How many days in the gym?
mehganlee7187
Posts: 15 Member
I just joined a local gym. Doing personal training Tuesday mornings, then going on my own Thursday, and Saturday morning. I don't wanna overwhelme myself with trying to get to the gym everyday. Only fitness goals are to be in better shape and get a little stronger. Will this be enough for now? Should I go more days?
2
Replies
-
3 days a week is a perfectly reasonable schedule for starting out. As you progress towards your goals, you may decide to go more often. Or you may not. There is no one right number of days to work out per week -- it's all based on your goals and preferences.
Good luck!5 -
every step into the gym beats no step into the gym. Relax and stop overthinking it. Youll be fine. Its mostly in what you eat anyway. My main form of exercise is just walking and im very fit and down 110 pounds. Seriously just find what you can stick to and stop worrying if its "good enough". Everything you do, Every decision you make, Everything you eat. All add up and = results. Gym is really a small part, And overcomplicating things is how majority get overwhelmed and backtrack. Sounds like you found what works for you dont question it until it no longer works for you.5
-
As a beginner, three days a week is fine. How many days a week you workout will be dictated by whatever programming you choose to follow.0
-
It really depends on your goals.
1. Don't go everyday - you need rest days regardless of what programming you use.

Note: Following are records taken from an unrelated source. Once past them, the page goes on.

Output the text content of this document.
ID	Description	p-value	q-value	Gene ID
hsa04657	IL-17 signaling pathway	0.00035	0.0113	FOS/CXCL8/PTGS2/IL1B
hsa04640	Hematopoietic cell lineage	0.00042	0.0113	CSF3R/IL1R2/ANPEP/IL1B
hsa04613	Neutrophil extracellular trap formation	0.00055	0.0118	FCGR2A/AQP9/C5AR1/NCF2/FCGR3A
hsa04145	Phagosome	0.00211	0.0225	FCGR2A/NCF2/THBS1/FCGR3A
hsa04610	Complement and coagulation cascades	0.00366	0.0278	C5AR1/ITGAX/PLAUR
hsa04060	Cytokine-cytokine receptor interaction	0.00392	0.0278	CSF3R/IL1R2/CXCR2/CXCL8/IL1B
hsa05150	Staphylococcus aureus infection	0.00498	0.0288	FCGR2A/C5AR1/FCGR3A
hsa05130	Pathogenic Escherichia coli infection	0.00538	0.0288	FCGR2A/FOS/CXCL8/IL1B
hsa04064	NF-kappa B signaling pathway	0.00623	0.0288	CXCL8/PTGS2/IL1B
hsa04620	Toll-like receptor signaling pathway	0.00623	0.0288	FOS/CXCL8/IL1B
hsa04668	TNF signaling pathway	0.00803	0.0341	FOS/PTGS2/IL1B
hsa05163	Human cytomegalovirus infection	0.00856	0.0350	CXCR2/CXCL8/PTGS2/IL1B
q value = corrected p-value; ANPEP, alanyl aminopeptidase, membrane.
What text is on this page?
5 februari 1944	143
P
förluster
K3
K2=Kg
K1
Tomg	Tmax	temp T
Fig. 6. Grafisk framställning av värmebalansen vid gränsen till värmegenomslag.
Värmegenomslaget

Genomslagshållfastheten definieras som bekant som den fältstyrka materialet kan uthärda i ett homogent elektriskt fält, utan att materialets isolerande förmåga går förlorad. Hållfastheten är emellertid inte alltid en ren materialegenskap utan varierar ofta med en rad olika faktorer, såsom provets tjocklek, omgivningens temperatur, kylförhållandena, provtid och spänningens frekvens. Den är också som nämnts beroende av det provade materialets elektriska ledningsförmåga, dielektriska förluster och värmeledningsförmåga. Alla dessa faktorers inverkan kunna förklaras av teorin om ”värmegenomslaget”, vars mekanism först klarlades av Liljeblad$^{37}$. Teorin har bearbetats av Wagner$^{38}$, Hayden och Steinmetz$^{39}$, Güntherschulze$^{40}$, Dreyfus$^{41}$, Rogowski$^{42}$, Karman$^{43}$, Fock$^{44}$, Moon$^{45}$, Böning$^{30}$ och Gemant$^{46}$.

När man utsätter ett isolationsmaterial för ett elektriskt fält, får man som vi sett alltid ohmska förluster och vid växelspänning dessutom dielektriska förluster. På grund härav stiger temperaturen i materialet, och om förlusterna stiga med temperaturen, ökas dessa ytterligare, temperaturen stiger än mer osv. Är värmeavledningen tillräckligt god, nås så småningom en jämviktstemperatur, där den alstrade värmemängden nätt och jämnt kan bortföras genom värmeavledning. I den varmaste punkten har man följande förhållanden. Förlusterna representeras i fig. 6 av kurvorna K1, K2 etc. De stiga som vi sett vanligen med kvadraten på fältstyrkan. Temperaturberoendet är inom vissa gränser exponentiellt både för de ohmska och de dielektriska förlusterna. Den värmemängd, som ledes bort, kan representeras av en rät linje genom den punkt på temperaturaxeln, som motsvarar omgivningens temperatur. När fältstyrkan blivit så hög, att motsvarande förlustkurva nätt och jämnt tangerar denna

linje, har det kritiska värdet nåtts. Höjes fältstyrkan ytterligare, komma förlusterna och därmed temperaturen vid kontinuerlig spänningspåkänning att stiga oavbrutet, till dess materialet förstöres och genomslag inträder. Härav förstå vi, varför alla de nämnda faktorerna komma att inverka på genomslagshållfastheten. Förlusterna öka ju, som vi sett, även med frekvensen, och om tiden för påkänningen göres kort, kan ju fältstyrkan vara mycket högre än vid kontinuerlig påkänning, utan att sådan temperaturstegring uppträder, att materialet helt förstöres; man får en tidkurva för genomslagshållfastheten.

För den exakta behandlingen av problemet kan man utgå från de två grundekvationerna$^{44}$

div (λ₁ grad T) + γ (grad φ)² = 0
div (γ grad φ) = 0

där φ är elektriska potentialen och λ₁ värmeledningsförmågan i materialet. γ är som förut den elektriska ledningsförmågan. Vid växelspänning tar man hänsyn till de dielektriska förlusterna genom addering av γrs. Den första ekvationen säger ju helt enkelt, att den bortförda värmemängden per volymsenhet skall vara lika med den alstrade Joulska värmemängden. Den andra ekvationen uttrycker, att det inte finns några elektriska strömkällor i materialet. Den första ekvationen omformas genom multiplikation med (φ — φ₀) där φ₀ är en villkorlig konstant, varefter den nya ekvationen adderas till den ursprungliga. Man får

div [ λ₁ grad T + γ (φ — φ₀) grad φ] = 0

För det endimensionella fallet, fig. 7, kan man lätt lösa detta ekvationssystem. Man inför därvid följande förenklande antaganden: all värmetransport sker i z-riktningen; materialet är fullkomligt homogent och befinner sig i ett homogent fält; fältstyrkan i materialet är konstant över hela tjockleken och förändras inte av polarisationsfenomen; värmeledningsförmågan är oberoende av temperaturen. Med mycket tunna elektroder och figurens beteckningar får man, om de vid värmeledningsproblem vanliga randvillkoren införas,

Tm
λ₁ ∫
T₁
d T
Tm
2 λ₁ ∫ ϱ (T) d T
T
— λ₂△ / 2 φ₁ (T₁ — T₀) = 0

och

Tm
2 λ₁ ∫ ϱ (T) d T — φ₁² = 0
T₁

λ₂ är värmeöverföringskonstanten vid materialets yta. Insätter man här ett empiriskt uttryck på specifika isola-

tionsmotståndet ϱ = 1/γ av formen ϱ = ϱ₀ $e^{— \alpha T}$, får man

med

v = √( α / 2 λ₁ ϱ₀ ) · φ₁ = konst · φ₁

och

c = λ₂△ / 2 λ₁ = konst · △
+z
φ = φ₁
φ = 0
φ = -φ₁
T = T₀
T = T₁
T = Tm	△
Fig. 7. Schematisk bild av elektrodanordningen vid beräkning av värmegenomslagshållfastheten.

2. If you strength train, don't train the same muscles without at least 48 hours between....meaning if you do a "whole body" workout, skip a day for recovery. You can strength train on back-to-back days if you isolate muscle groups.
3. For cardio, you can go pretty much as much as you like, but you risk burning out if you get to aggressive with it. Even most marathon programs I've seen (I don't do distance running) have rest days incorporated into every week.
Whatever you do, start with something you can handle and build from there.0 -
I only go to the gym to lift and I do a full body program, so that's 2-3x per week. My other exercise is performed outside of the gym...mostly cycling and walking my dog.
It all really depends on your fitness goals. As weight loss goes, your diet is going to be far more important than how many times you get to the gym.0 -
That sounds like a great start. You could always do walks on non-gym days. Every bit counts, even if it is only an extra 15-20 minutes of walking. Plus the sunshine would be good for you too.1
-
When I first started this journey, my goal was to move every day. I may only work out a few days a week but on the other days I'll clean or garden or walk. Just getting yourself off the couch and moving every day helps in the process of losing weight and becoming more healthy.0
-
Zero. I try to get in 3 SUP paddles over 5 miles and 3 walks over 6 miles each week. Lately, swimming for an hour or two has replaced walking on some hot days.0
-
Depends on your goal and what you are doing at the gym. Technically I go 7 days a week, but not necessarily for exercise. My gym is also the Y, so on rest days I do a meditation yoga class after my classes (volunteer for Big Brothers/Big Sisters and adult literacy). I do cardio daily, always a dedicated walk and run 5 days a week. I lift 3 days a week.1
-
mehganlee7187 wrote: »I just joined a local gym. Doing personal training Tuesday mornings, then going on my own Thursday, and Saturday morning. I don't wanna overwhelme myself with trying to get to the gym everyday. Only fitness goals are to be in better shape and get a little stronger. Will this be enough for now? Should I go more days?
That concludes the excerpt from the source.